MAD Fellowship Programme

He relates that as part of the MAD Academy, the organisation launched a MAD Fellowship Programme for researchers and journalists. Fellows, many of whom come from the ranks of the dismissed academics, receive an honorarium to carry out research on topics relevant to spatial justice, and they then present their research in the academy.

The centre has now launched a bi-lingual academic journal – the MAD Journal, available in online and print editions, providing these researchers with a precious opportunity to publish as academics within their field.

Documenting urban and environmental justice

The MAD team are also involved in documenting urban and environmental justice. “We have already produced several popular documentaries that we post on our YouTube channel and social media,” he relates.

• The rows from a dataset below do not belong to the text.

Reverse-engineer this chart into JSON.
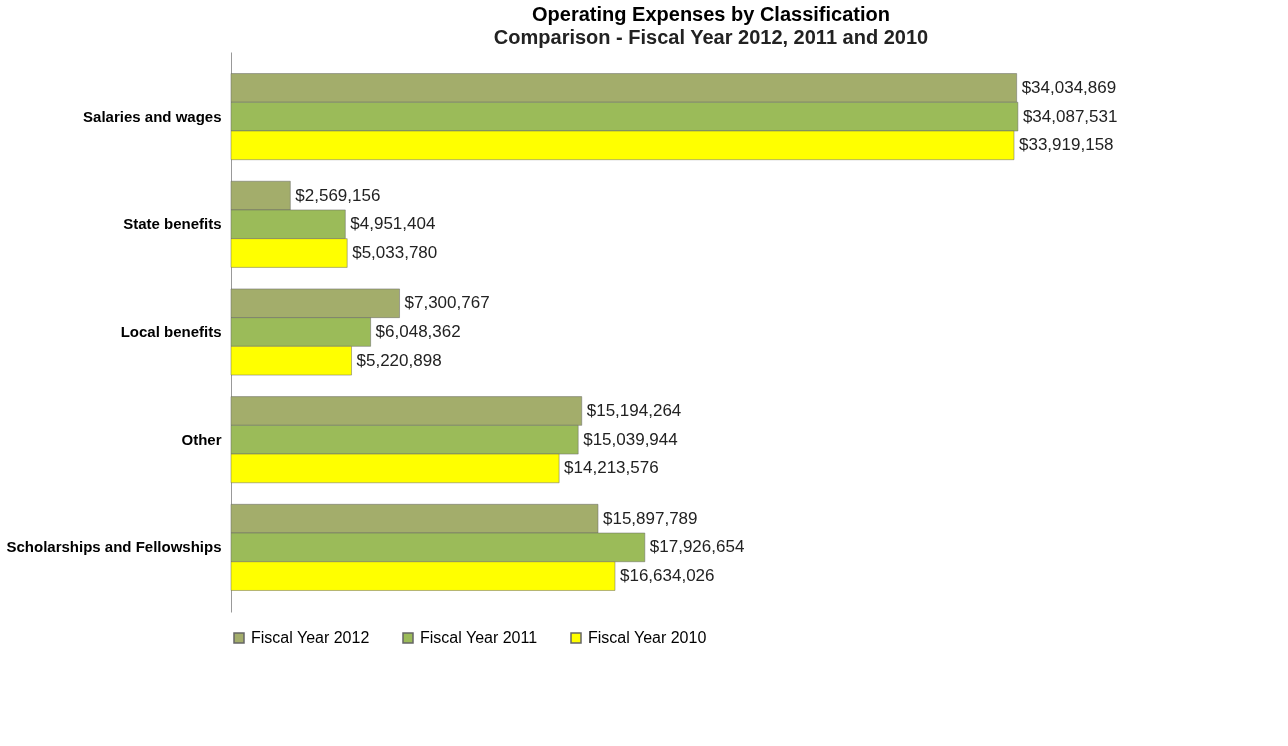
{
  "chart_data": {
    "type": "bar",
    "orientation": "horizontal",
    "title": "Operating Expenses by Classification",
    "subtitle": "Comparison - Fiscal Year 2012, 2011 and 2010",
    "categories": [
      "Salaries and wages",
      "State benefits",
      "Local benefits",
      "Other",
      "Scholarships and Fellowships"
    ],
    "series": [
      {
        "name": "Fiscal Year 2012",
        "color": "#a3ad6b",
        "values": [
          34034869,
          2569156,
          7300767,
          15194264,
          15897789
        ],
        "value_labels": [
          "$34,034,869",
          "$2,569,156",
          "$7,300,767",
          "$15,194,264",
          "$15,897,789"
        ]
      },
      {
        "name": "Fiscal Year 2011",
        "color": "#9bbb59",
        "values": [
          34087531,
          4951404,
          6048362,
          15039944,
          17926654
        ],
        "value_labels": [
          "$34,087,531",
          "$4,951,404",
          "$6,048,362",
          "$15,039,944",
          "$17,926,654"
        ]
      },
      {
        "name": "Fiscal Year 2010",
        "color": "#ffff00",
        "values": [
          33919158,
          5033780,
          5220898,
          14213576,
          16634026
        ],
        "value_labels": [
          "$33,919,158",
          "$5,033,780",
          "$5,220,898",
          "$14,213,576",
          "$16,634,026"
        ]
      }
    ],
    "legend": "bottom",
    "grid": false
  }
}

Another successful project is the organisation’s YouTube Hope Archive, where over 26 films featuring the work of various civic actors can now be accessed. These short films are produced as 72-hour marathons where activists are brought together with videographers to visually tell the story of their spatial justice work, and are intended as an inspiration for other communities and activists.

Adanali and his colleagues in MAD are currently restructuring the organisation to engage more effectively on policy making in spatial planning, particularly on a municipal level. They are particularly interested in developing their legal programme, and to use the knowledge they generate by fighting spatial justice cases in court.

 

Adapting to lockdown

During the recent lockdown in Turkey, MAD adapted to more online activities, producing a series of webinars they called ‘Justice in the Days of Virus’. One webinar focused on the historical inequalities about access to health in times of crisis. Another reviewed labour rights during the Covid-19 pandemic. Other webinars looked at how animal rights and the food sector were affected.

The Covid-19 crisis has also forced to the team to redefine their concept of ‘space’.

“This virus imposes new ways of living on us. Working for fairer, more democratic and ecological spaces, we have always valued and demanded density, compactness, walkability as key assets. We pushed for a policy agenda for public parks, public transport and public spaces. In a lockdown situation, the key words about space become isolation, private areas, social distance,” explains Adanali’s colleague, Bariş İne reflecting on how the pandemic has affected the association.

“This is a radical shift as we must prioritise care, public health and their spatial dimensions and we must think about new potential spatial arrangements to define our world. The online space is a critical tool for us to continue to produce and disseminate knowledge and to push for better spatial practices and policies within this new reality,” he concludes.